My mouth went dry at the sight of him so vulnerable before me like this.
I felt like I shouldn't look at his face. Or his body. To keep my self-control, I kept my eyes averted down.
"You're at a crossroads," I told him, saying it baldly. "You either become consumed by your fear or you live despite it." I knew that better than anyone—although I often found myself falling short of my own advice.
"I feel it too." I would offer this piece of myself to him. "I'm paranoid of every move anyone makes. I'm terrified almost all the time. But I'm willing to face this fear. For you. Would you do the same for me?"
He didn't answer. That was alright; I understood he hadn't accepted this as I had. But he also had kept me from the danger with the fight earlier...

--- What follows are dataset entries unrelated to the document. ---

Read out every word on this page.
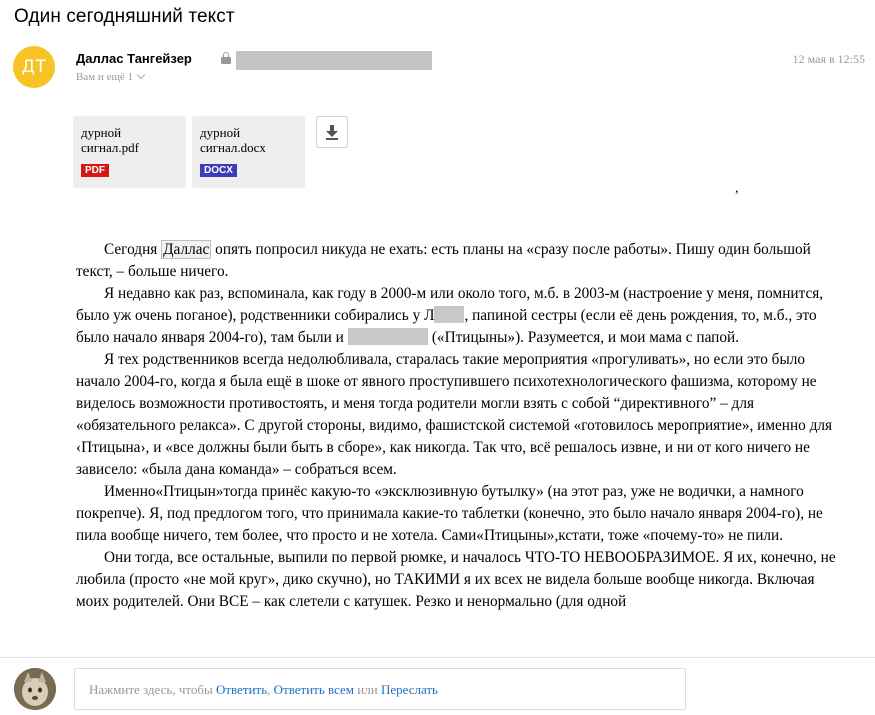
Один сегодняшний текст
ДТ	Даллас Тангейзер	12 мая в 12:55
Вам и ещё 1
дурной
сигнал.pdf
PDF
дурной
сигнал.docx
DOCX
,

Сегодня Даллас опять попросил никуда не ехать: есть планы на «сразу после работы». Пишу один большой текст, – больше ничего.

Я недавно как раз, вспоминала, как году в 2000-м или около того, м.б. в 2003-м (настроение у меня, помнится, было уж очень поганое), родственники собирались у Л , папиной сестры (если её день рождения, то, м.б., это было начало января 2004-го), там были и	(«Птицыны»). Разумеется, и мои мама с папой.

Я тех родственников всегда недолюбливала, старалась такие мероприятия «прогуливать», но если это было начало 2004-го, когда я была ещё в шоке от явного проступившего психотехнологического фашизма, которому не виделось возможности противостоять, и меня тогда родители могли взять с собой “директивного” – для «обязательного релакса». С другой стороны, видимо, фашистской системой «готовилось мероприятие», именно для ‹Птицына›, и «все должны были быть в сборе», как никогда. Так что, всё решалось извне, и ни от кого ничего не зависело: «была дана команда» – собраться всем.

Именно«Птицын»тогда принёс какую-то «эксклюзивную бутылку» (на этот раз, уже не водички, а намного покрепче). Я, под предлогом того, что принимала какие-то таблетки (конечно, это было начало января 2004-го), не пила вообще ничего, тем более, что просто и не хотела. Сами«Птицыны»,кстати, тоже «почему-то» не пили.

Они тогда, все остальные, выпили по первой рюмке, и началось ЧТО-ТО НЕВООБРАЗИМОЕ. Я их, конечно, не любила (просто «не мой круг», дико скучно), но ТАКИМИ я их всех не видела больше вообще никогда. Включая моих родителей. Они ВСЕ – как слетели с катушек. Резко и ненормально (для одной

Нажмите здесь, чтобы Ответить, Ответить всем или Переслать
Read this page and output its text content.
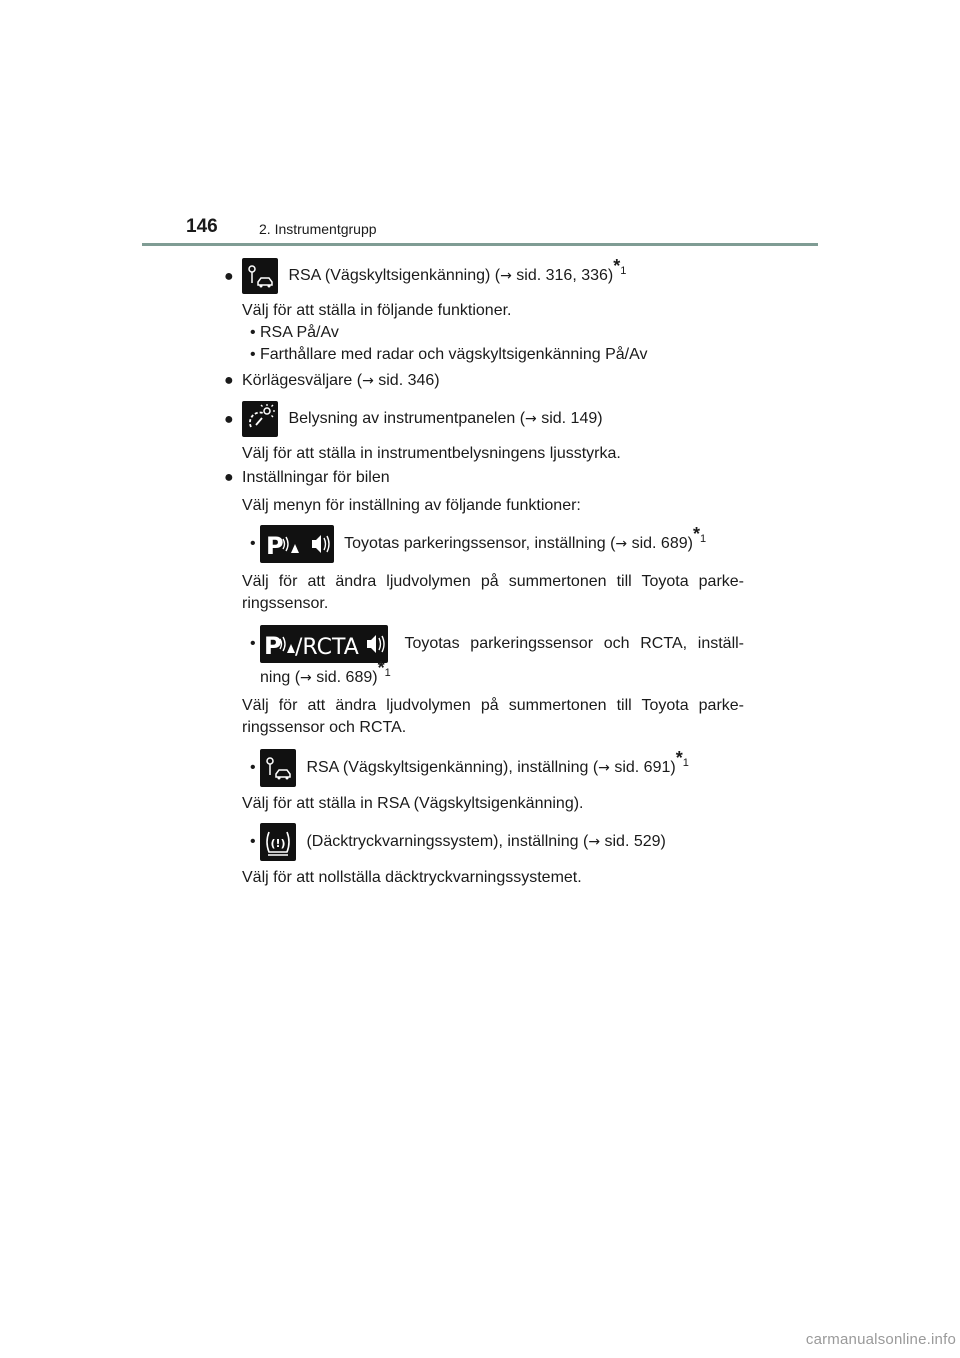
146	2. Instrumentgrupp
●	RSA (Vägskyltsigenkänning) (→ sid. 316, 336)$^{*1}$
Välj för att ställa in följande funktioner.
• RSA På/Av
• Farthållare med radar och vägskyltsigenkänning På/Av
● Körlägesväljare (→ sid. 346)
●	Belysning av instrumentpanelen (→ sid. 149)
Välj för att ställa in instrumentbelysningens ljusstyrka.
● Inställningar för bilen
Välj menyn för inställning av följande funktioner:
• P	Toyotas parkeringssensor, inställning (→ sid. 689)$^{*1}$
Välj för att ändra ljudvolymen på summertonen till Toyota parke-ringssensor.
• P /RCTA	Toyotas parkeringssensor och RCTA, inställ-
ning (→ sid. 689)$^{*1}$
Välj för att ändra ljudvolymen på summertonen till Toyota parke-ringssensor och RCTA.
•	RSA (Vägskyltsigenkänning), inställning (→ sid. 691)$^{*1}$
Välj för att ställa in RSA (Vägskyltsigenkänning).
• (!) (Däcktryckvarningssystem), inställning (→ sid. 529)
Välj för att nollställa däcktryckvarningssystemet.
carmanualsonline.info
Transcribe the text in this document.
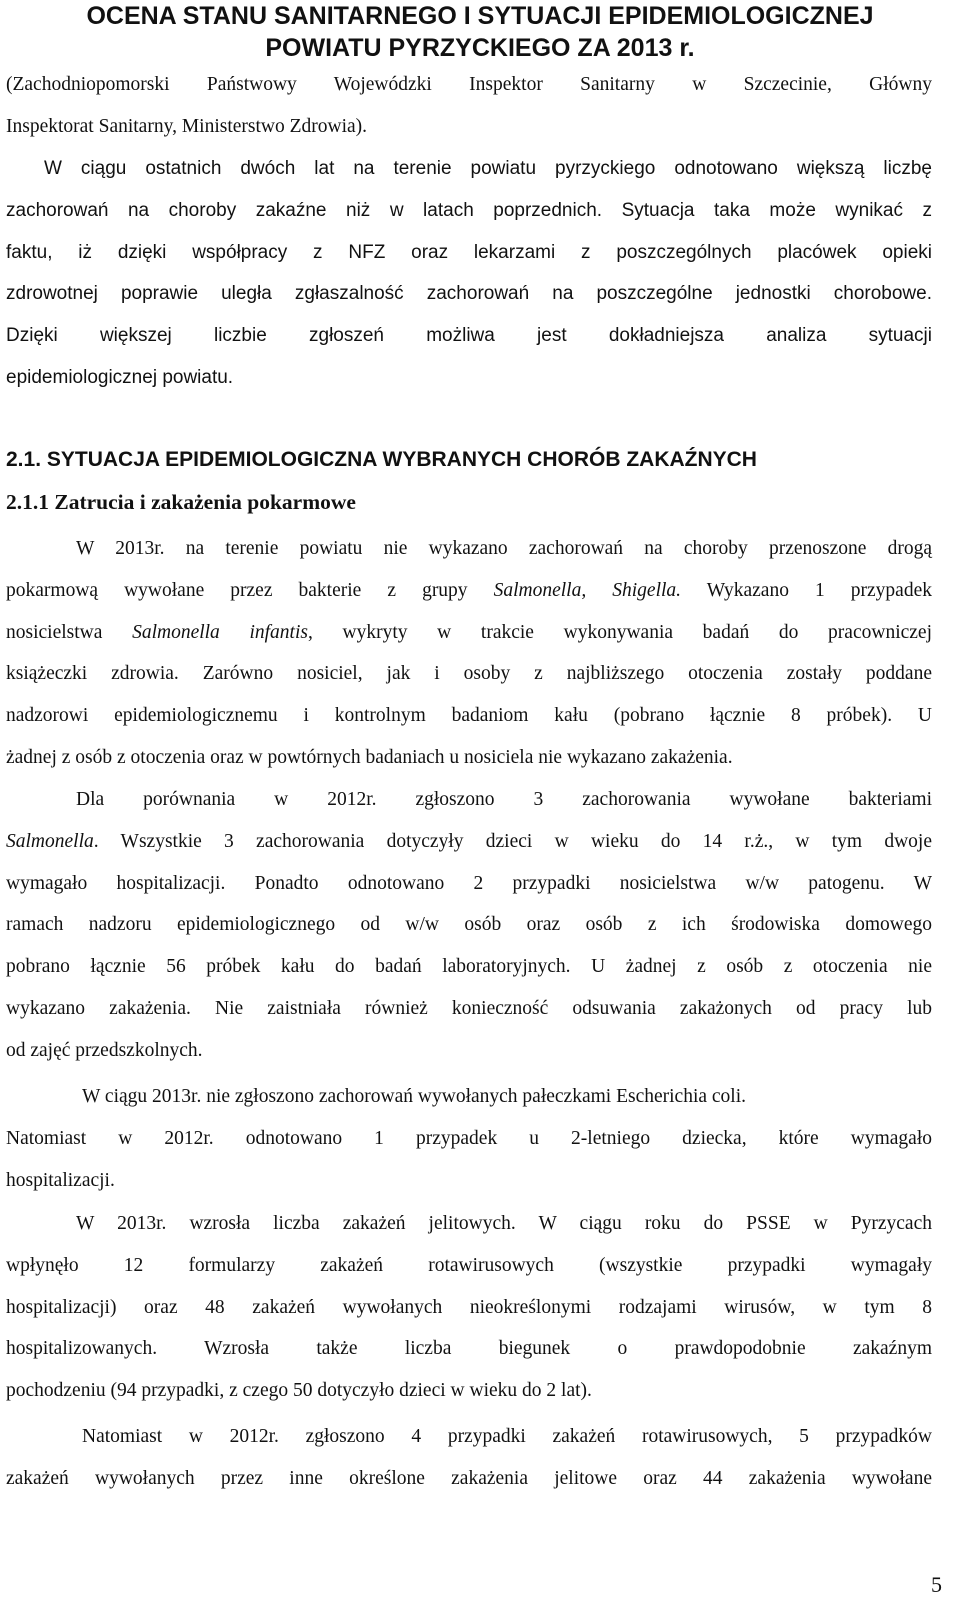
OCENA STANU SANITARNEGO I SYTUACJI EPIDEMIOLOGICZNEJ
POWIATU PYRZYCKIEGO ZA 2013 r.
(Zachodniopomorski Państwowy Wojewódzki Inspektor Sanitarny w Szczecinie, Główny
Inspektorat Sanitarny, Ministerstwo Zdrowia).
W ciągu ostatnich dwóch lat na terenie powiatu pyrzyckiego odnotowano większą liczbę
zachorowań na choroby zakaźne niż w latach poprzednich. Sytuacja taka może wynikać z
faktu, iż dzięki współpracy z NFZ oraz lekarzami z poszczególnych placówek opieki
zdrowotnej poprawie uległa zgłaszalność zachorowań na poszczególne jednostki chorobowe.
Dzięki większej liczbie zgłoszeń możliwa jest dokładniejsza analiza sytuacji
epidemiologicznej powiatu.
2.1. SYTUACJA EPIDEMIOLOGICZNA WYBRANYCH CHORÓB ZAKAŹNYCH
2.1.1 Zatrucia i zakażenia pokarmowe
W 2013r. na terenie powiatu nie wykazano zachorowań na choroby przenoszone drogą
pokarmową wywołane przez bakterie z grupy Salmonella, Shigella. Wykazano 1 przypadek
nosicielstwa Salmonella infantis, wykryty w trakcie wykonywania badań do pracowniczej
książeczki zdrowia. Zarówno nosiciel, jak i osoby z najbliższego otoczenia zostały poddane
nadzorowi epidemiologicznemu i kontrolnym badaniom kału (pobrano łącznie 8 próbek). U
żadnej z osób z otoczenia oraz w powtórnych badaniach u nosiciela nie wykazano zakażenia.
Dla porównania w 2012r. zgłoszono 3 zachorowania wywołane bakteriami
Salmonella. Wszystkie 3 zachorowania dotyczyły dzieci w wieku do 14 r.ż., w tym dwoje
wymagało hospitalizacji. Ponadto odnotowano 2 przypadki nosicielstwa w/w patogenu. W
ramach nadzoru epidemiologicznego od w/w osób oraz osób z ich środowiska domowego
pobrano łącznie 56 próbek kału do badań laboratoryjnych. U żadnej z osób z otoczenia nie
wykazano zakażenia. Nie zaistniała również konieczność odsuwania zakażonych od pracy lub
od zajęć przedszkolnych.
W ciągu 2013r. nie zgłoszono zachorowań wywołanych pałeczkami Escherichia coli.
Natomiast w 2012r. odnotowano 1 przypadek u 2-letniego dziecka, które wymagało
hospitalizacji.
W 2013r. wzrosła liczba zakażeń jelitowych. W ciągu roku do PSSE w Pyrzycach
wpłynęło 12 formularzy zakażeń rotawirusowych (wszystkie przypadki wymagały
hospitalizacji) oraz 48 zakażeń wywołanych nieokreślonymi rodzajami wirusów, w tym 8
hospitalizowanych. Wzrosła także liczba biegunek o prawdopodobnie zakaźnym
pochodzeniu (94 przypadki, z czego 50 dotyczyło dzieci w wieku do 2 lat).
Natomiast w 2012r. zgłoszono 4 przypadki zakażeń rotawirusowych, 5 przypadków
zakażeń wywołanych przez inne określone zakażenia jelitowe oraz 44 zakażenia wywołane
5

Gently, I took one of his hands in mine and flipped it over so I could see the damage done to his knuckles. They still bled, having been completely cracked open. And his hands shook, from having me split him wide open and look into his deepest fears.
There was a quiet moment as I began to wrap his hand with bandages, the red starting to bloom through the gauze. I wound it around and around, trying to forget how close we were standing—so close that I could feel the cold radiating off his body. His head was lowered. If I looked up, I could have touched his mouth to mine.
One hand was finished so I let it go and grabbed his other to be bandaged. I wouldn't touch him unless it was to bandage him; I wanted him to touch me instead, I wanted him to admit he wanted me.
I felt the tension in his body, like he desperately wanted to pull away but was stopping himself. He was trying, I knew it.
Squeezing his hand tighter for a moment, I said, "Though I hated it, I understand why you kept me here. And I'm relieved that you came back, that you're alive." It was an effort to drop his hand and step back.
Now that I'd stepped away, he had the means to leave. I knew he was feeling vulnerable and exposed in a way that he'd never quite felt before—in the way that made him panic. I saw it in the way he acted as though I hadn't said those things and how he wouldn't look at me. Out of shame.
The air was heavy with what I'd said. I'm willing to face this fear. For you. Would you do the same for me? I knew he was trying to push the question from his memory.
Grabbing the shirt I'd pulled from his body, he pushed past me out of the room.